It turns out that within each round of radix sort, we can take advantage of parallelism. We need to reorder the keys (in a stable manner) according to the relevant bit. The simplest to do this in parallel would be as follows:
/* perform one round of radix-sort on the given input
* sequence, returning a new sequence reordered according
* to the kth bit */
function radixRound(input, k):
front = filter(input, kth bit is zero)
back = filter(input, kth bit is one)
return concatenate(front, back)
In this approach, on each round, we "filter" the sequence twice. The first filter selects the subsequence of elements whose kth bit is zero. The second filter similarly selects the elements whose kth bit is one. We then complete the round by returning the concatenation of these two sequences. Here's a trace of your small example:
round 0:
input = [101, 110, 011, 001, 111]
front = [110]
back = [101, 011, 001, 111]
round 1:
input = [110, 101, 011, 001, 111]
front = [101, 001]
back = [110, 011, 111]
round 2:
input = [101, 001, 110, 011, 111]
front = [001, 011]
back = [101, 110, 111]
round 3:
input = [001, 011, 101, 110, 111]
(done)
Now all we have to do is explain how to do filter
and concatenate
in parallel. Assuming sequences are just implemented as arrays, concatenate
is pretty simple. All we have to do is allocate an output array of the appropriate size and then, in parallel, write all the elements out to this new array:
function concatenate(a, b):
n = length(a)
m = length(b)
result = allocate(n+m)
for i from 0 to n+m do in parallel:
if i < n:
result[i] = a[i]
else:
result[i] = b[i-n]
return result
Implementing filter
in parallel is not so immediately obvious. The basic idea which is typically used in practice is to do a parallel prefix sum to count, at each position, how many elements satisfy the predicate preceding that position. This gives you the index of each surviving element of the output, so that in parallel you can write them into an output array.
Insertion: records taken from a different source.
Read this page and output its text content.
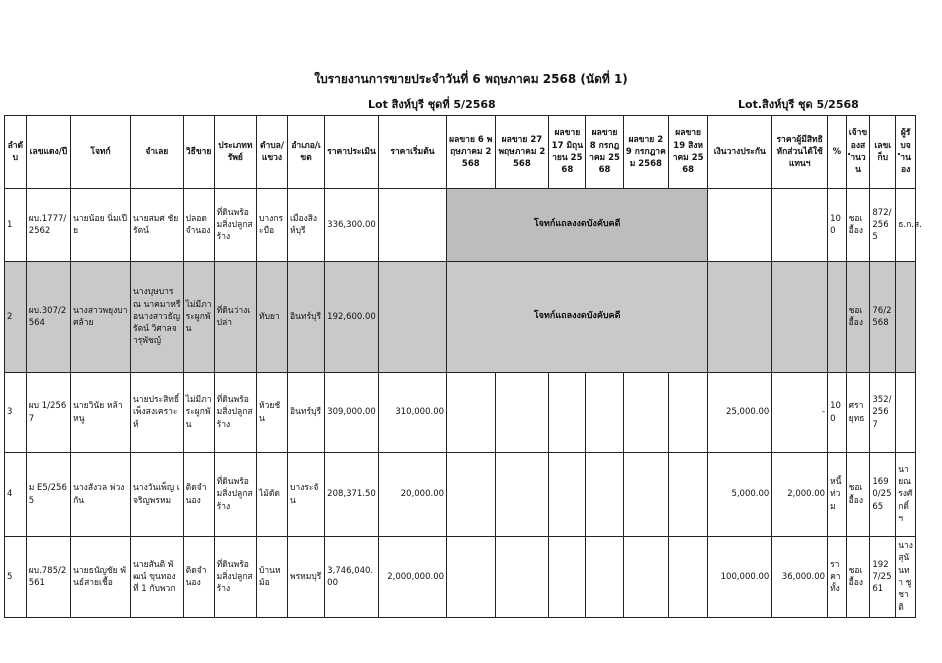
ใบรายงานการขายประจำวันที่ 6 พฤษภาคม 2568 (นัดที่ 1)
Lot สิงห์บุรี ชุดที่ 5/2568	Lot.สิงห์บุรี ชุด 5/2568
ลำดับ	เลขแดง/ปี	โจทก์	จำเลย	วิธีขาย	ประเภททรัพย์	ตำบล/แขวง	อำเภอ/เขต	ราคาประเมิน	ราคาเริ่มต้น	ผลขาย 6 พฤษภาคม 2568	ผลขาย 27 พฤษภาคม 2568	ผลขาย 17 มิถุนายน 2568	ผลขาย 8 กรกฎาคม 2568	ผลขาย 29 กรกฎาคม 2568	ผลขาย 19 สิงหาคม 2568	เงินวางประกัน	ราคาผู้มีสิทธิหักส่วนได้ใช้แทนฯ	%	เจ้าของสำนวน	เลขเก็บ	ผู้รับจำนอง
1	ผบ.1777/2562	นายน้อย นิ่มเปีย	นายสมศ ชัยรัตน์	ปลอดจำนอง	ที่ดินพร้อมสิ่งปลูกสร้าง	บางกระบือ	เมืองสิงห์บุรี	336,300.00		โจทก์แถลงงดบังคับคดี								100	ชอเอื้อง	872/2565	ธ.ก.ส.
2	ผบ.307/2564	นางสาวพยุงบาศล้าย	นางบุษบารณ นาคมาหรือนางสาวธัญรัตน์ วิศาลจารุพัชญ์	ไม่มีภาระผูกพัน	ที่ดินว่างเปล่า	ทับยา	อินทร์บุรี	192,600.00		โจทก์แถลงงดบังคับคดี									ชอเอื้อง	76/2568	
3	ผบ 1/2567	นายวินัย หล้าหนู	นายประสิทธิ์ เพ็งสงเคราะห์	ไม่มีภาระผูกพัน	ที่ดินพร้อมสิ่งปลูกสร้าง	ห้วยชัน	อินทร์บุรี	309,000.00	310,000.00							25,000.00	-	100	ศรายุทธ	352/2567	
4	ม E5/2565	นางสังวล พ่วงกัน	นางวันเพ็ญ เจริญพรหม	ติดจำนอง	ที่ดินพร้อมสิ่งปลูกสร้าง	ไม้ดัด	บางระจัน	208,371.50	20,000.00							5,000.00	2,000.00	หนี้ท่วม	ชอเอื้อง	1690/2565	นายณรงศักดิ์ ฯ
5	ผบ.785/2561	นายธนัญชัย พันธ์สายเชื้อ	นายสันติ พัฒน์ ขุนทอง ที่ 1 กับพวก	ติดจำนอง	ที่ดินพร้อมสิ่งปลูกสร้าง	บ้านหม้อ	พรหมบุรี	3,746,040.00	2,000,000.00							100,000.00	36,000.00	ราคาทั้ง	ชอเอื้อง	1927/2561	นางสุนันทา ชูชาติ
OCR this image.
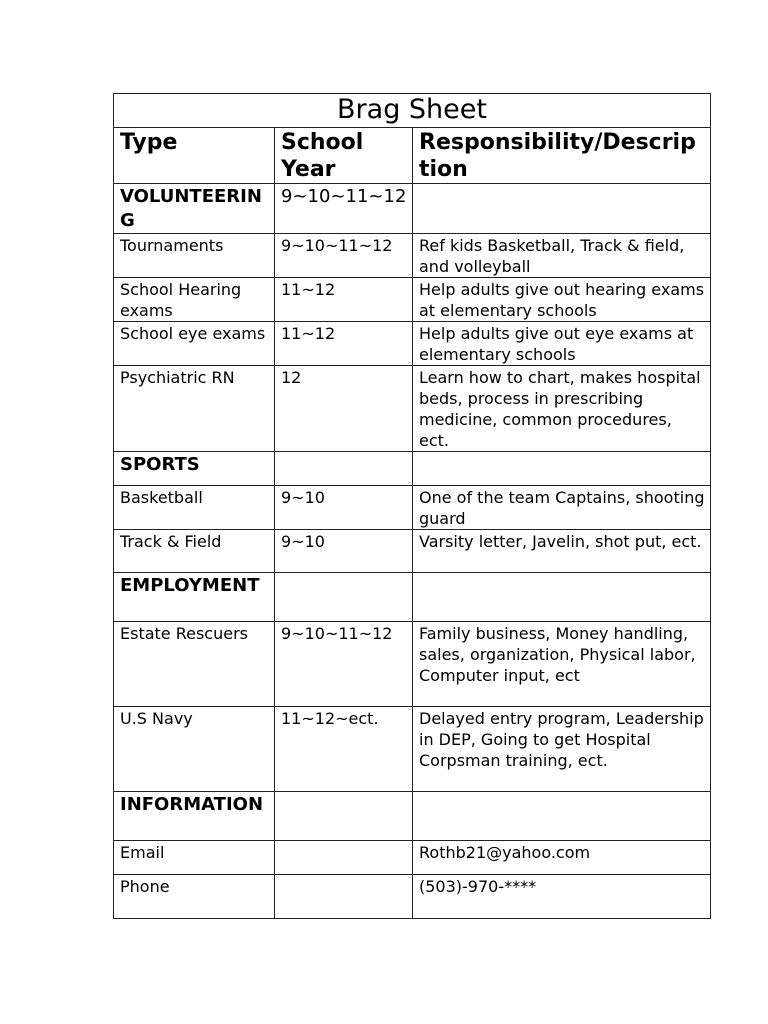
Brag Sheet		
Type	School Year	Responsibility/Description
VOLUNTEERING	9~10~11~12	
Tournaments	9~10~11~12	Ref kids Basketball, Track & field, and volleyball
School Hearing exams	11~12	Help adults give out hearing exams at elementary schools
School eye exams	11~12	Help adults give out eye exams at elementary schools
Psychiatric RN	12	Learn how to chart, makes hospital beds, process in prescribing medicine, common procedures, ect.
SPORTS		
Basketball	9~10	One of the team Captains, shooting guard
Track & Field	9~10	Varsity letter, Javelin, shot put, ect.
EMPLOYMENT		
Estate Rescuers	9~10~11~12	Family business, Money handling, sales, organization, Physical labor, Computer input, ect
U.S Navy	11~12~ect.	Delayed entry program, Leadership in DEP, Going to get Hospital Corpsman training, ect.
INFORMATION		
Email		Rothb21@yahoo.com
Phone		(503)-970-****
With this implementation, you can do each round of radix sort in $O(n)$ work and $O(\log n)$ parallel time. This gives you a work-efficient radix sort with total work $O(wn)$ and parallel time $O(w \log(n))$, assuming a bit width of $w$. In practice, you would want to optimize this implementation to not allocate too many intermediate arrays, and to hopefully only make a single "pass" over the input on each round.